La infeliz Carmina, sintiéndose agredida, humillada y traicionada, pasó toda la noche sin dormir, haciendo infusiones de tila con agua de azahar. En el alba del día siguiente, no dejó pasar muchos minutos sin acudir al confesionario de don Liborio, para tranquilizar su desasosegada conciencia. Las escasas feligresas que en aquellas matinales horas habían acudido al templo parroquial, escuchaban asombradas y asustadas desde sus asientos y reclinatorios la acústica represora que inundaba el silencio eclesial, emitida por parte del severo párroco de la villa. Otra sustanciosa anécdota conservada en el morral de los recuerdos de esta conocida vecina del lugar.

La popular taquillera quiso permanecer en su trabajo hasta cumplir las siete décadas de vida.

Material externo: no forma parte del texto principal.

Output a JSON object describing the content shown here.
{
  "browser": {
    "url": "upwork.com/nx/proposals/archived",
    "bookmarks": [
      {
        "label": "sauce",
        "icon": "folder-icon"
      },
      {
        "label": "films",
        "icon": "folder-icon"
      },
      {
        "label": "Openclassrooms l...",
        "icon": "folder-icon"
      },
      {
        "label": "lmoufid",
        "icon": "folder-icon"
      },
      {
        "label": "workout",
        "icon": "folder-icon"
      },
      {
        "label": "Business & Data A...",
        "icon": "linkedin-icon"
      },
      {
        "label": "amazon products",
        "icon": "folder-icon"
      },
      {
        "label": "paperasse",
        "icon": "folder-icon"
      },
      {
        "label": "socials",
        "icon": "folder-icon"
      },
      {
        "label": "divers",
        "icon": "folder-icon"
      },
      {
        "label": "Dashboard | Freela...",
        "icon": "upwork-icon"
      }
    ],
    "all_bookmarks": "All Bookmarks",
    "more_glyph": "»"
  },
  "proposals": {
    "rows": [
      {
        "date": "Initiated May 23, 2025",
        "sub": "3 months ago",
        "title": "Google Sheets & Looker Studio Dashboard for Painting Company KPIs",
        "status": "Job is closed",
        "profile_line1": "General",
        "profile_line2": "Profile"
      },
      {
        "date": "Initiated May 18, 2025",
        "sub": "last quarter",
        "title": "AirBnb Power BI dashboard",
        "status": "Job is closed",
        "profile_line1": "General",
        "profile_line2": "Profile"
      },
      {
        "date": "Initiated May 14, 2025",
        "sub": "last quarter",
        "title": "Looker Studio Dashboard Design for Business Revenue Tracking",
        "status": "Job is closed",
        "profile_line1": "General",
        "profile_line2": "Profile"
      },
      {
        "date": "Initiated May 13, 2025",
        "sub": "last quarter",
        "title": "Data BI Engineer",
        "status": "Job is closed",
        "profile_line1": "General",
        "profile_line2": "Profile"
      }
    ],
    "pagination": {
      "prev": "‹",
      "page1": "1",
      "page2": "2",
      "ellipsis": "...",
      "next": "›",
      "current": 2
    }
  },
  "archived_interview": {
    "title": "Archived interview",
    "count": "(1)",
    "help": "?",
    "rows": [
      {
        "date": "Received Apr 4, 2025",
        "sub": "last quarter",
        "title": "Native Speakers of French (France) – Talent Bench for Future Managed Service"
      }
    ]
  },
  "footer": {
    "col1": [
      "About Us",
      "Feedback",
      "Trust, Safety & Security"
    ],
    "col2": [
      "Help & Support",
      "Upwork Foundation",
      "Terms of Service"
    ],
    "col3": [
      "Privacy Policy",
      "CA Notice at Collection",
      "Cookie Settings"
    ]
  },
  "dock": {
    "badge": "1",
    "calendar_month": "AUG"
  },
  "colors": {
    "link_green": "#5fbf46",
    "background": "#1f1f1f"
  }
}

La llegada de la televisión y posteriormente la aparición de los video clubs hizo que el Imperial fuera reduciendo sus horas y días de exhibición, abriendo solamente sábados y domingos, en dos sesiones que comenzaban a las seis y ocho horas de la tarde. También los programas dobles fueron desapareciendo de la cartelera, proyectándose sólo una película. Posteriormente el antiguo y apreciado cine Imperial acabó siendo vendido a una empresa constructora, que edificó en su amplio solar un gran hostal restaurante, con algunos comercios adjuntos, bajo la misma denominación que el viejo cine, aceptando los nuevos propietarios la nostálgica y sentimental petición de los hermanos Cabrillana.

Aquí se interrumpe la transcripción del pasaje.